Бабушка выходила на улицу все реже и реже. Да и компания ее постепенно таяла. Тима однажды просто не вернулся. Мы прождали неделю, но поняли, что напрасно: кошки уходят умирать подальше от людей. Динка, напротив, приползла домой, хотя и из последних сил. В боку у нее зияла громадная дыра. Она смотрела на нас, а мы на нее. Чем мы могли ей помочь? Мама вызвала ветеринара. Он приехал, чтобы сказать то, что мы видели и сами, – безнадежно. Он только спросил: усыпить или нет? Казикина Райка рыдала и гладила ее по морде. Динка лизала ей руку, хотя и с трудом.

– Если не усыпить, она будет мучиться еще сутки, – робко объяснила мне мама.

– Что ж, мы заплатим. Пусть усыпит, – ответила я и вышла со двора на улицу. Нет, я не хотела это видеть.

Динку зарыли у сарая. Райка вытирала подолом фартука глаза и причитала. Больше собак мы не заводили.
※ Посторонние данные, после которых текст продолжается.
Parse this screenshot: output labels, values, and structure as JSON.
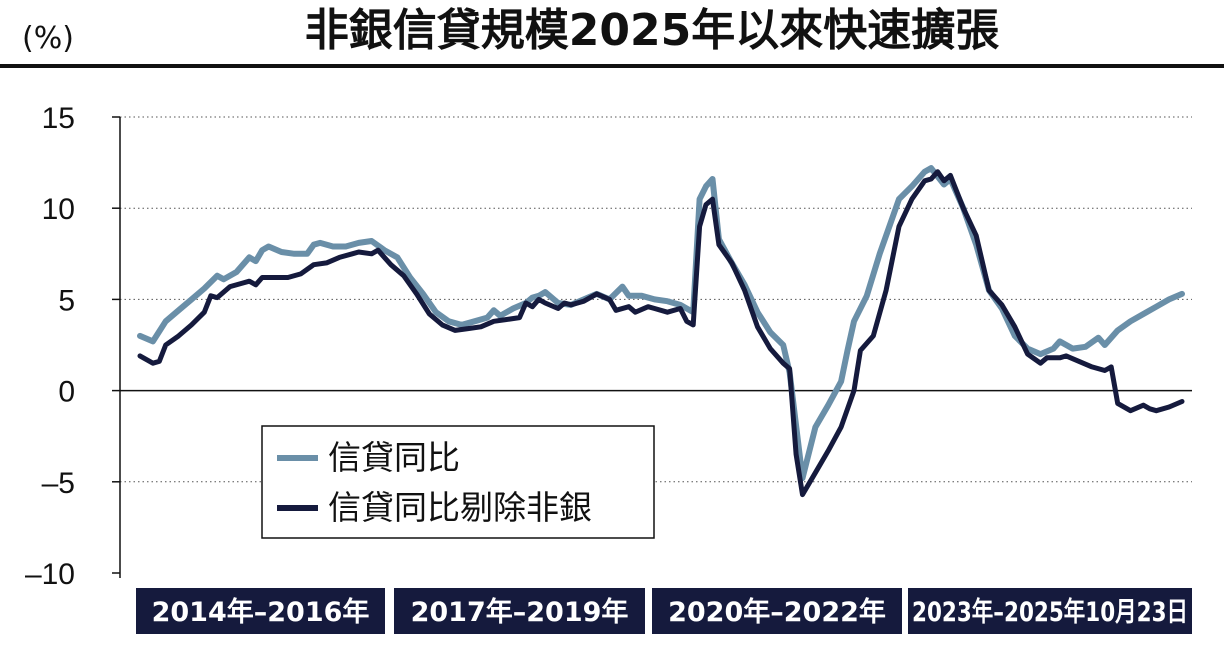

В один прекрасный день исчезла и Райка.

Месяца за два до этого город всколыхнуло митингами на центральной площади рядом с обкомом. На трибуне, где во время майских и ноябрьских демонстраций обычно стоял обкомовский первый секретарь, теперь был водружен гроб. Гроб на руках принесли люди из пригородного села. Они говорили, что их сельчанина убил ингуш. Народ начал стекаться отовсюду. Сначала просто кричали, потом начались выступления. Ораторы из толпы требовали то разогнать местный обком, то опять выселить всех ингушей, как при Сталине в 1944 году. Райкино любопытство не могло удовлетвориться той скудной информацией, которой делился приятельствовавший с ней кагэбэшный вахтер из стоявшего по соседству комитета безопасности, и она бегала поглазеть – благо от нас до площади была пара минут. «Сидела бы ты лучше дома», – говорила ей бабушка, когда Райка заскакивала домой перекусить и пересказать все, что видела.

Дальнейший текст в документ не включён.